In the Lord’s Prayer, Jesus instructs us to pray, Thy kingdom come, thy will be done on earth as it is in heaven.” What does life look like in heaven?

John gives us a glimpse of what heaven looks like in Revelation 7:9; “I looked, and there was a great multitude that no one could count, from every nation, from all tribes and peoples and languages, standing before the throne and before the Lamb, robed in white, with palm branches in their hands. They cried out in a loud voice, saying, ‘Salvation belongs to our God who is seated on the throne, and to the Lamb.”

God’s desire is for the church to be a foretaste of heaven. We are called by God to witness to the world the heavenly life. One aspect of the heavenly life is that all national, tribal, racial, and language barriers are transcended by the presence of Christ.

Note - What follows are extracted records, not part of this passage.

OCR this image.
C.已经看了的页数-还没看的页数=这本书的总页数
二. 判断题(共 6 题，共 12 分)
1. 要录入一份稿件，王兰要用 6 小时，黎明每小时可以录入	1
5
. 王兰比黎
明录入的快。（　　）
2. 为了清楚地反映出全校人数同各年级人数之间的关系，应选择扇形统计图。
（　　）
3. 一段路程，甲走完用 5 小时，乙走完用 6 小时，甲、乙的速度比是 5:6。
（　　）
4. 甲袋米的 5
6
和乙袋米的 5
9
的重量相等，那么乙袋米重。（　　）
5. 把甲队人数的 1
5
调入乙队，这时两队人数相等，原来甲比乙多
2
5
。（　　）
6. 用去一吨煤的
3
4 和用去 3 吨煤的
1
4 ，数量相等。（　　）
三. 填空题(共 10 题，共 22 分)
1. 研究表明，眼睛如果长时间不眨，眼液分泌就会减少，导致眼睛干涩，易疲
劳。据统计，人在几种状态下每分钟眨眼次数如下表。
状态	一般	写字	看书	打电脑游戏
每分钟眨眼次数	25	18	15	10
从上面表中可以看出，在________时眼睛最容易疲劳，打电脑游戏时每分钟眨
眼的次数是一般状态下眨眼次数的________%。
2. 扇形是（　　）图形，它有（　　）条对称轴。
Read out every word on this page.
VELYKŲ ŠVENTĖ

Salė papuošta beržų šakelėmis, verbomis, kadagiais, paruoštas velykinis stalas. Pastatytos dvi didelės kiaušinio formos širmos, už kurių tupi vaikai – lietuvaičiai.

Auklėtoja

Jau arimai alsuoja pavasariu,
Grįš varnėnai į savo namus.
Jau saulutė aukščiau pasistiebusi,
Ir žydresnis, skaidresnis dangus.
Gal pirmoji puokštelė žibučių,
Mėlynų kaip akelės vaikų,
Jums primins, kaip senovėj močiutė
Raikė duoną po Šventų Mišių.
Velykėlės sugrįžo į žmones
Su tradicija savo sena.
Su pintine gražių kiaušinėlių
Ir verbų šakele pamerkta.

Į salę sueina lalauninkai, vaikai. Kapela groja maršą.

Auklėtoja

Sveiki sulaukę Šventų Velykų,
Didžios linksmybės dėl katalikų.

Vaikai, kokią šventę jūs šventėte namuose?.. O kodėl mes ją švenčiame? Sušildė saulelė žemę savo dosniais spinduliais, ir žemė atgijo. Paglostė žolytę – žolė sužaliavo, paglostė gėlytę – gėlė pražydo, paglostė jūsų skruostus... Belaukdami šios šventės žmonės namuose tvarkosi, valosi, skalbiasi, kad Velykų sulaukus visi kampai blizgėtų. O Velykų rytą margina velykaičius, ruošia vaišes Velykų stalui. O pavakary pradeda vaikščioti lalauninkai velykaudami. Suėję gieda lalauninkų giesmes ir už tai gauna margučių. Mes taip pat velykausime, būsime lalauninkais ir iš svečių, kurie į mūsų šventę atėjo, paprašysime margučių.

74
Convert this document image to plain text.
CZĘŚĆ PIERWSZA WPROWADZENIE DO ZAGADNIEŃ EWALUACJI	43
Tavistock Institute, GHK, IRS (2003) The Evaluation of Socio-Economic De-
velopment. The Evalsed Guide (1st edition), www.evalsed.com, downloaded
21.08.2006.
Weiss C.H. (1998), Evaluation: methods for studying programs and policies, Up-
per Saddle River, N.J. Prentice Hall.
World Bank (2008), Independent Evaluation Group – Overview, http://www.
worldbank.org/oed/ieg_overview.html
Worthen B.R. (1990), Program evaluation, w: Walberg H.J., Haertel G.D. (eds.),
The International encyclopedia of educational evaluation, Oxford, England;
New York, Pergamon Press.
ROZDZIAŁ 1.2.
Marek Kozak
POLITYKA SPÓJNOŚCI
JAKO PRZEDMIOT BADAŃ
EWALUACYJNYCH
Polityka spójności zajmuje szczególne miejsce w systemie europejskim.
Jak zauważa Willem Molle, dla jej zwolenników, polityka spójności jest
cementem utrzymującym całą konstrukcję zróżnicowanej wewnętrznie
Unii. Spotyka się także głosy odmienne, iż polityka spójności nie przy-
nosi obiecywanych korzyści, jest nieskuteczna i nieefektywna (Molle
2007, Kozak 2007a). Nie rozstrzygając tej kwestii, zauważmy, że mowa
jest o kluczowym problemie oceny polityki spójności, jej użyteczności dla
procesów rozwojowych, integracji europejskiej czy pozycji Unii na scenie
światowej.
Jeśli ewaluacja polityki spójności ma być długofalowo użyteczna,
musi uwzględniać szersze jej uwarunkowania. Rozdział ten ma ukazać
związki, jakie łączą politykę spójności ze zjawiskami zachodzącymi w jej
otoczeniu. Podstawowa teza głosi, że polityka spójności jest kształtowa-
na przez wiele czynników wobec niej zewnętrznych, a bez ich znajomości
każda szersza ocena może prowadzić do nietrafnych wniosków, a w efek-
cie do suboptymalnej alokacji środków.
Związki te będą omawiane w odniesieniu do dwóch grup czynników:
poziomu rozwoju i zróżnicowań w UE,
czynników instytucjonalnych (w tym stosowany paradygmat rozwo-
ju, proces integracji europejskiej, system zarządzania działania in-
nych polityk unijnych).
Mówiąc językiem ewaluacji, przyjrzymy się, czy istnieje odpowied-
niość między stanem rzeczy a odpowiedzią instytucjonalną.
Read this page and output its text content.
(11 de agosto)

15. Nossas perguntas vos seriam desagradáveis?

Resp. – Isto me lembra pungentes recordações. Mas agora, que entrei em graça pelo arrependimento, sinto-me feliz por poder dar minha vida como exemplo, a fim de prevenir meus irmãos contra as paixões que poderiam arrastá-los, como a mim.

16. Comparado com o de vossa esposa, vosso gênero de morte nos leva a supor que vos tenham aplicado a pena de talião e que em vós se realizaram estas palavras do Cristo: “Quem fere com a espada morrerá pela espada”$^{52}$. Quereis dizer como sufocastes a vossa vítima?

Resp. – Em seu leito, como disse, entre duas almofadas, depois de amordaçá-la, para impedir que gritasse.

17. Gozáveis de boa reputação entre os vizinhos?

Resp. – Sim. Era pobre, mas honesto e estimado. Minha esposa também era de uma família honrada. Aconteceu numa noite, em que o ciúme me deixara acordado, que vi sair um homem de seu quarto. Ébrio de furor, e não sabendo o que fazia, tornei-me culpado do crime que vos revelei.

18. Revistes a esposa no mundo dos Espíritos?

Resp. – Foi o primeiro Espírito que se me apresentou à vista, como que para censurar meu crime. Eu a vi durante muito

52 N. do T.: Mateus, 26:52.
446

This is the witness the church is called to give to the world and it has always been difficult.

One of the first internal struggles the church faced is described in Acts 6:1-7 and is directly related to the challenge the church faces as they become increasingly multicultural.

The Hellenist (Greek speakers) complained against the Hebrews (Aramaic speakers) saying that their widows were being discriminated against and neglected in the distribution of food.

The Twelve Apostles call the whole community together and direct them to name seven men full of the Holy Spirit and place them in charge of this ministry.

What is interesting is that all seven of the men that were chosen have Greek names.

This seems to imply that the majority (Hebrews) placed people from the minority (Hellenist) in positions of authority as a way of ensuring the community is mindful of and is meeting the needs of the minority group.

Guided by the Holy Spirit, the apostles helped the church transcend the challenge facing them.

And in so doing, the reality of heaven was reflected on earth.

Today's passage does not seem to indicate that the Hellenist widows were intentionally discriminated against. Nevertheless, they were.

Implicit bias is when we unconsciously act in ways that treat people of different races, cultures, nationalities, or ethnic groups differently.

Part of growing as a disciple of Jesus is growing in our self-awareness and becoming conscious of what we were previously unconscious of.

Today, ask God to help you begin to be aware of and to overcome any unconscious biases you may have.